LIMITATIONS AND FURTHER RESEARCH
While this paper offers important theoretical and managerial implications, several limitations are evident. These include limitations in terms of i) sample size and groups, ii) sampling methods, and iv) measurement.
Firstly, the type of sample group and the total number of samples can limit the ability to generalise results. The total number of samples used in this paper was 261. Due to the COVID- 19 pandemic, data collection was significantly slowed down and, at times, completely halted, due to repeated lockdowns. Therefore, considering the overall size of the sample, future studies require subsamples, larger samples of these ethnic groups, or additional samples of other ethnic groups to further extend the generalizability of the results.
Secondly, another limitation of this paper is the use of non-probability convenience sampling. Despite the advantages of this sampling method, including speed and lower recruitment costs (Etikan, Musa & Alkassim, 2016), it only captures a portion of the target population, particularly those who wish to participate and cooperate in the survey (Fricker, 2008). Future research could address this limitation by utilizing probability sampling techniques. This might involve using stratified sampling to ensure representation of various ethnicities within the target population or quota sampling to achieve specific demographic proportions. While these methods might require more resources and time for recruitment, they would yield data that can be more confidently generalized to the entire population of interest.

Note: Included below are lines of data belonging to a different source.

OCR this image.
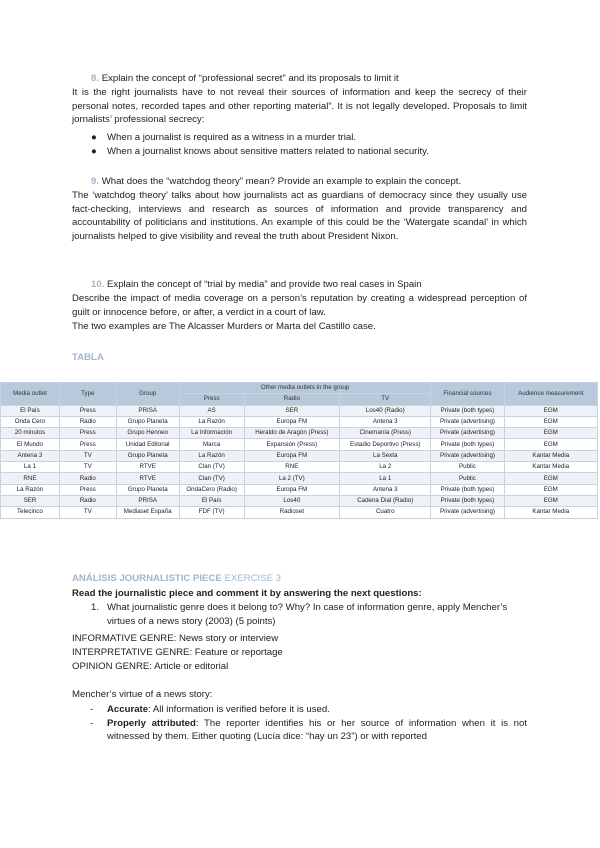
8. Explain the concept of “professional secret” and its proposals to limit it
It is the right journalists have to not reveal their sources of information and keep the secrecy of their personal notes, recorded tapes and other reporting material”. It is not legally developed. Proposals to limit jornalists’ professional secrecy:
● When a journalist is required as a witness in a murder trial.
● When a journalist knows about sensitive matters related to national security.
9. What does the “watchdog theory” mean? Provide an example to explain the concept.
The ‘watchdog theory’ talks about how journalists act as guardians of democracy since they usually use fact-checking, interviews and research as sources of information and provide transparency and accountability of politicians and institutions. An example of this could be the ‘Watergate scandal’ in which journalists helped to give visibility and reveal the truth about President Nixon.
10. Explain the concept of “trial by media” and provide two real cases in Spain
Describe the impact of media coverage on a person’s reputation by creating a widespread perception of guilt or innocence before, or after, a verdict in a court of law.
The two examples are The Alcasser Murders or Marta del Castillo case.
TABLA
Media outlet	Type	Group	Other media outlets in the group			Financial sources	Audience measurement
			Press	Radio	TV		
El País	Press	PRISA	AS	SER	Los40 (Radio)	Private (both types)	EGM
Onda Cero	Radio	Grupo Planeta	La Razón	Europa FM	Antena 3	Private (advertising)	EGM
20 minutos	Press	Grupo Henneo	La Información	Heraldo de Aragón (Press)	Cinemanía (Press)	Private (advertising)	EGM
El Mundo	Press	Unidad Editorial	Marca	Expansión (Press)	Estadio Deportivo (Press)	Private (both types)	EGM
Antena 3	TV	Grupo Planeta	La Razón	Europa FM	La Sexta	Private (advertising)	Kantar Media
La 1	TV	RTVE	Clan (TV)	RNE	La 2	Public	Kantar Media
RNE	Radio	RTVE	Clan (TV)	La 2 (TV)	La 1	Public	EGM
La Razón	Press	Grupo Planeta	OndaCero (Radio)	Europa FM	Antena 3	Private (both types)	EGM
SER	Radio	PRISA	El País	Los40	Cadena Dial (Radio)	Private (both types)	EGM
Telecinco	TV	Mediaset España	FDF (TV)	Radioset	Cuatro	Private (advertising)	Kantar Media
ANÁLISIS JOURNALISTIC PIECE EXERCISE 3
Read the journalistic piece and comment it by answering the next questions:
1. What journalistic genre does it belong to? Why? In case of information genre, apply Mencher’s virtues of a news story (2003) (5 points)
INFORMATIVE GENRE: News story or interview
INTERPRETATIVE GENRE: Feature or reportage
OPINION GENRE: Article or editorial
Mencher’s virtue of a news story:
- Accurate: All information is verified before it is used.
- Properly attributed: The reporter identifies his or her source of information when it is not witnessed by them. Either quoting (Lucía dice: “hay un 23”) or with reported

Finally, there are limitations in terms of the way consumer identity and purchase intention are measured. While consumer identity is a combination of hundreds of country image cues, the
measurement and methodology only allow examination of a limited number of these cues. In this paper, only nine items were used to measure consumer identity and only a quantitative approach was used. Purchase intention was also measured using only four items. In addition, the only dependent variable in this paper was purchase intention, and thus, the results cannot shed light on other important aspects of purchase behaviour, such as purchase decisions, by looking at actual purchases made by consumers, willingness to pay a premium price, and purchase involvement. Future research could benefit from a more nuanced approach. For instance, a multi-method approach: employing a combination of quantitative and qualitative methods could provide a richer understanding of consumer identity formation and its influence on purchase decisions.